Short track’s greatest Olympian
The winner of three golds at Turin 2006, where he competed as Ahn Hyun-Soo for the Republic of Korea, Russia’s Victor An added another three Olympic titles to his personal collection at Sochi 2014, where he became the first short track speed skater in the history of the Games to win at every distance
World number one
A gifted pupil of triple Olympic short track champion Kim Ki-Hoon, the Seoul-born Ahn Hyun-Soo made his Games debut at Salt Lake City 2002, where he was involved in an infamous crash that left Australia’s Steve Bradbury as the last man standing in the 1,000m final and the winner of an unlikely gold. As well as claiming four overall and 1,500m World Championship titles in a row between 2003 and 2006, Ahn excelled himself at 1,000m and 3,000m during that period and also starred with the Republic of Korea’s 5,000m relay team. In all, he won a total of 23 medals in that prolific spell, and took the 2004 and 2006 World Cup titles for good measure.
A golden treble in Turin
Ahn underlined his dominance of the sport by landing four medals at Turin 2006, collecting gold in the 1,000m, the 1,500m and the 5,000m relay with Lee Ho-Suk, Seo Ho-Jin and Song Suk-Woo. His tactic of sitting tight in the bunch before surging past his rivals on the inside or outside in the final laps worked perfectly for him in all three events. Though he had to settle for bronze in the 500m, he was the only athlete in Turin to step on to the podium four times.
The all around world champion for a fifth consecutive time in Milan in 2007, Ahn suffered a knee injury at the start of the following year and had not fully recovered by the time the national qualifiers for Vancouver 2010 came around. Unable to defend his titles in Canada and locked in dispute with his country’s federation, Ahn subsequently decided to switch his allegiance to Russia, changing his name to Victor An in 2011.
A star in Sochi
His first medal for his new country came in the opening event at Sochi 2014, the 1500m, where he took bronze behind Canada’s Charles Hamelin. “It wasn’t easy,” said a delighted An afterwards. “I’m just happy to be competing in the Games again. Trying to win a medal was a very heavy burden for me, and this will help me concentrate on the events to come.”

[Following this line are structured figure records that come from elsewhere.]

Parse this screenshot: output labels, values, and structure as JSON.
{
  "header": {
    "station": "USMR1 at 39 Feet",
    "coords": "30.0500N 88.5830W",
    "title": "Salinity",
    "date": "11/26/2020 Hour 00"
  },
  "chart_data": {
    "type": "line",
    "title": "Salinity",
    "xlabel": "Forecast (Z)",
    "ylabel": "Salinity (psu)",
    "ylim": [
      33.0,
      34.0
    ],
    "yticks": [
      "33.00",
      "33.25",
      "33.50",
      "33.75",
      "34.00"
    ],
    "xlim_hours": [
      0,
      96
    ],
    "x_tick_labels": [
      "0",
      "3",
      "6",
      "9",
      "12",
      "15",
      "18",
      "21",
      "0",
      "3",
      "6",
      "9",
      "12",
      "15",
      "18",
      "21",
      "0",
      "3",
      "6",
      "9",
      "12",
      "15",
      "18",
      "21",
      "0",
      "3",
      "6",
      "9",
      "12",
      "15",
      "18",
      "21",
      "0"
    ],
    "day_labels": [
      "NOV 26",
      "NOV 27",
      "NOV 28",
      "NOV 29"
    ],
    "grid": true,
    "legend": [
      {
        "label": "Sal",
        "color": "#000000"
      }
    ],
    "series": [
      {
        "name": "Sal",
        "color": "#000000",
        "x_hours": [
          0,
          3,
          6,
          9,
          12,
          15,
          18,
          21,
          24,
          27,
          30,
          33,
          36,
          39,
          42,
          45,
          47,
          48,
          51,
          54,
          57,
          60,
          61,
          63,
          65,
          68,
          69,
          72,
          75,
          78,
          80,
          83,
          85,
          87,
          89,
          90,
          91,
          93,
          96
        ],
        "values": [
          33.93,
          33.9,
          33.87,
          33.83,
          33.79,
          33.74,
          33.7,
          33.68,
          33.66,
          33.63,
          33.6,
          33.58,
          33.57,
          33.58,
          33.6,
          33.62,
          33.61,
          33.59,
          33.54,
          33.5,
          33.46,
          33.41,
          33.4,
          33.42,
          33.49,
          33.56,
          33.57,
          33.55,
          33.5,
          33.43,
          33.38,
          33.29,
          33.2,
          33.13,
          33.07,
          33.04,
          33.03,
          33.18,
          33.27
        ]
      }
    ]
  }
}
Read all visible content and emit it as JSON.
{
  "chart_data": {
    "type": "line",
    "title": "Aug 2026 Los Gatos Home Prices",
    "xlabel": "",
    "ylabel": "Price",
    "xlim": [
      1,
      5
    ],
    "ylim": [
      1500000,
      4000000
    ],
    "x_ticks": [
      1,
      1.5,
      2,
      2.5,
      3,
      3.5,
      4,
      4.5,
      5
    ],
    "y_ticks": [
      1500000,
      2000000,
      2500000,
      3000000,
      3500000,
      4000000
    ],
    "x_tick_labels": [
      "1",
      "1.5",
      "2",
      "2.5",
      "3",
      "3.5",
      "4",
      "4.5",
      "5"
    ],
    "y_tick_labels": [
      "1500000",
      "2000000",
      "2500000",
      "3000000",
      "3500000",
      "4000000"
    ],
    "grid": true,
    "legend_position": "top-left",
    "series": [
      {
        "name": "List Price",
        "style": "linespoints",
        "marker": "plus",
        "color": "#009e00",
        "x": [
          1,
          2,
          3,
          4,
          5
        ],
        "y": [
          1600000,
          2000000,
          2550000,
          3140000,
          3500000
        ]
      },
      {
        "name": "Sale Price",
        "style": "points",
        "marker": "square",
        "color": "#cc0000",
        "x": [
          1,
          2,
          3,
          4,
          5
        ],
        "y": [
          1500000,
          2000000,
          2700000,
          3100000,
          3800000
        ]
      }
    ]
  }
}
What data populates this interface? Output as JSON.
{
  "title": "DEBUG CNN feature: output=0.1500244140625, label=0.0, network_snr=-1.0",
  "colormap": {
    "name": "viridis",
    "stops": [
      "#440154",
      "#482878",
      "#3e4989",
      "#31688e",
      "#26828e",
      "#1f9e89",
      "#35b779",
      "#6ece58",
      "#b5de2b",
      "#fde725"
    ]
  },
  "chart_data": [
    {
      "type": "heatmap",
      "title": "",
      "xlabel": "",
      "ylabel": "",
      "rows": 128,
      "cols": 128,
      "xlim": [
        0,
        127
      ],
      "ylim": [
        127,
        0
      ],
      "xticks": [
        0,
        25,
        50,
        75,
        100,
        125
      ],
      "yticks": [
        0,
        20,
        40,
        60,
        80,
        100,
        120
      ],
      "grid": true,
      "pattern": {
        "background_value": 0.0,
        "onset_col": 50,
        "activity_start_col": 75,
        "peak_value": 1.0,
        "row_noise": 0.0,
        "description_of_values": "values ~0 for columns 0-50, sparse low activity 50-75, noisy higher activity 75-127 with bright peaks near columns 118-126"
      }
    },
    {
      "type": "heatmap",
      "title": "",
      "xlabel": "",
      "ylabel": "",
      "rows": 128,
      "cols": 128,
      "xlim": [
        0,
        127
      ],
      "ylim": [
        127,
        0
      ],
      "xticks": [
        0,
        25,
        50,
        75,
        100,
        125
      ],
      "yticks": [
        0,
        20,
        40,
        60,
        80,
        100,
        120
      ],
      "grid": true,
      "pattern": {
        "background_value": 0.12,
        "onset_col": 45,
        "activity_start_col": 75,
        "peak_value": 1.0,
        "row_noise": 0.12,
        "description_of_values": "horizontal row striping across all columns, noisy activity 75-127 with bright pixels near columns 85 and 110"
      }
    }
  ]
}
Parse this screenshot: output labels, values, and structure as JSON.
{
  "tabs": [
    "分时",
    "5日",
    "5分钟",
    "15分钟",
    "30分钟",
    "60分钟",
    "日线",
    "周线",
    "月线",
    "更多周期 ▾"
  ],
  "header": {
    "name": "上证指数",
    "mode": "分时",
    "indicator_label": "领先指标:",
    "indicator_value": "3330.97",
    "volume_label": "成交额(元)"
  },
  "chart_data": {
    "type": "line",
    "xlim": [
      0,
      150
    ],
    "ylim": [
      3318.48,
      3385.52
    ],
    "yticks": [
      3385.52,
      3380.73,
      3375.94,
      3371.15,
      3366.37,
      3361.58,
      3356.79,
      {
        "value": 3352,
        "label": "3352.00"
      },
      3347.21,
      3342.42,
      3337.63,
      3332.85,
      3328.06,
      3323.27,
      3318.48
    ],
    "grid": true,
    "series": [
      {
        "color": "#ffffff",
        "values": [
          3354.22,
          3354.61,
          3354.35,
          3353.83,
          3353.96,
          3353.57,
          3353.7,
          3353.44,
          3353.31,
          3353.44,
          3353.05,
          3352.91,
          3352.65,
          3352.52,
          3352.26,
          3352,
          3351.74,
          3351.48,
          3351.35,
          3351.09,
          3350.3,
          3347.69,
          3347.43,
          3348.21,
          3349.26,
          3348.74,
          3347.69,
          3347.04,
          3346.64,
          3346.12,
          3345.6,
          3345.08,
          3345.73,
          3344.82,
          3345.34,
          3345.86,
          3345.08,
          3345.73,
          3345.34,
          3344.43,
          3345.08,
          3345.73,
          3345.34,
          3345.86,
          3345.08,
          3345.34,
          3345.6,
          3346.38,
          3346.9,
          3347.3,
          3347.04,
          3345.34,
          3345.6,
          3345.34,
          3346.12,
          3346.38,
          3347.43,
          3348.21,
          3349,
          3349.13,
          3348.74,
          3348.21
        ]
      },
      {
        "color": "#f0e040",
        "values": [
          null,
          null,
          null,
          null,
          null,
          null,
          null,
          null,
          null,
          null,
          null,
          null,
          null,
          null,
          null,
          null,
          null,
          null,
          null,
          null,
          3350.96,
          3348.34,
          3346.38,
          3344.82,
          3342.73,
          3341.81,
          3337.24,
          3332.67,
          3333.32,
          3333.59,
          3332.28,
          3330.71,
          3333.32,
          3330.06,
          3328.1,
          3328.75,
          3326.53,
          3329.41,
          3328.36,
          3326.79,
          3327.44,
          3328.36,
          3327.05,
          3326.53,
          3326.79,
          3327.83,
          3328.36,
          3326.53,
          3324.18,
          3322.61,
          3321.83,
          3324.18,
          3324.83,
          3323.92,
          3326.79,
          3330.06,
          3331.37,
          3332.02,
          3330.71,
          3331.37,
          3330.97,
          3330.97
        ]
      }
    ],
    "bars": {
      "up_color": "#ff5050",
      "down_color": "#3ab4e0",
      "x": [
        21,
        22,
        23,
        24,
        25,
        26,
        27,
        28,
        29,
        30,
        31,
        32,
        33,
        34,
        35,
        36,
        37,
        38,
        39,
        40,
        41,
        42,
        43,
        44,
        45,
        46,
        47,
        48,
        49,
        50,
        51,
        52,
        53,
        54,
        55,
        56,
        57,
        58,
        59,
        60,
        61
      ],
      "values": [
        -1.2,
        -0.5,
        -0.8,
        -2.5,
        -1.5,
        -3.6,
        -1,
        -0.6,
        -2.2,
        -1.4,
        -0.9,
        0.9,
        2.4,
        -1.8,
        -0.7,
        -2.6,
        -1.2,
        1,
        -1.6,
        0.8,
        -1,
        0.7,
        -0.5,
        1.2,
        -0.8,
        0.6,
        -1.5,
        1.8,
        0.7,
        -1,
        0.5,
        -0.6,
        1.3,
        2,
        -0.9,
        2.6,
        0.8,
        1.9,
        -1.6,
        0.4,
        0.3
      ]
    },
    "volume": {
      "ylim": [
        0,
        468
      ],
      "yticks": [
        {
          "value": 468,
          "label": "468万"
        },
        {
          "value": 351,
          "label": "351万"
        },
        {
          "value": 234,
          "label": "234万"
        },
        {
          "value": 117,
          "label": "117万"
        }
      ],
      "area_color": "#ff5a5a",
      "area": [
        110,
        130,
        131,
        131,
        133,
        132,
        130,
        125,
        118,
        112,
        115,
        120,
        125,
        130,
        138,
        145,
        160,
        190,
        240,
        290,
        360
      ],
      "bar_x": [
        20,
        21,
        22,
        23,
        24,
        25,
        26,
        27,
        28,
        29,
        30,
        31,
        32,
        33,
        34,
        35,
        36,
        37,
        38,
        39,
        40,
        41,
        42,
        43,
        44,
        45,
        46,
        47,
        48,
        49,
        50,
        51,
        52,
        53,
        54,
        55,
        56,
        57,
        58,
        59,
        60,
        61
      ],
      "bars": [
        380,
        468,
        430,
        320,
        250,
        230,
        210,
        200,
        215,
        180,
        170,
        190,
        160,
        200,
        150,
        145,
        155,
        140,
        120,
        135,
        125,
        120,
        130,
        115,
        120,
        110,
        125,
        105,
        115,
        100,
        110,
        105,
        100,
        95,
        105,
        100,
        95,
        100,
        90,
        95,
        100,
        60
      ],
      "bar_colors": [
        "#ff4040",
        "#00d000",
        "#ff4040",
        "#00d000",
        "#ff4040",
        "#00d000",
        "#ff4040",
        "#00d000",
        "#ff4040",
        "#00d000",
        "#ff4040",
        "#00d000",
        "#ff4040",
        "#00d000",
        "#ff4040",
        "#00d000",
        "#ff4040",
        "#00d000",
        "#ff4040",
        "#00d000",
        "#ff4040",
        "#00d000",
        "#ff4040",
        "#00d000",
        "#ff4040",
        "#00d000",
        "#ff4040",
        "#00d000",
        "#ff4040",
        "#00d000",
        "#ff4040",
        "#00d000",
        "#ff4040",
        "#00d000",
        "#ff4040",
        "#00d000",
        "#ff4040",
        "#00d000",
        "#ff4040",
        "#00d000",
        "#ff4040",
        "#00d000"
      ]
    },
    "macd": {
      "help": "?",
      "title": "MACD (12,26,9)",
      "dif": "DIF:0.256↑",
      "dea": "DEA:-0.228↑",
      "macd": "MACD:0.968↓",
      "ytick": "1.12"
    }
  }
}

Help him it did. In the 1,000m final, he led for the entire race with team-mate Valdimir Grigoriev before moving out front on the final corner to head a Russian one-two, much to the delight of the home fans. The 500m final a few days later proved another opportunity for An to show his finishing power. Recovering from a poor start, he darted inside China’s Wu Daijing on the final lap to make it Olympic gold number five, with a sixth following shortly afterwards when he linked up with Semen Elistratov, Vladimir Grigoriev and Ruslan Zakharov to win the 5,000m relay.
Simply the greatest
Victorious at all four distances in his two appearances at the Games, An has pulled level with the USA’s Apolo Anton Ohno as his sport’s most prolific Olympic medallist, but has more golds than the American. It remains to be seen if he will attempt to add to that collection at PyeongChang 2018, but the insatiable speed merchant has already decided where his future lies: as the coach of his adopted country’s short track team.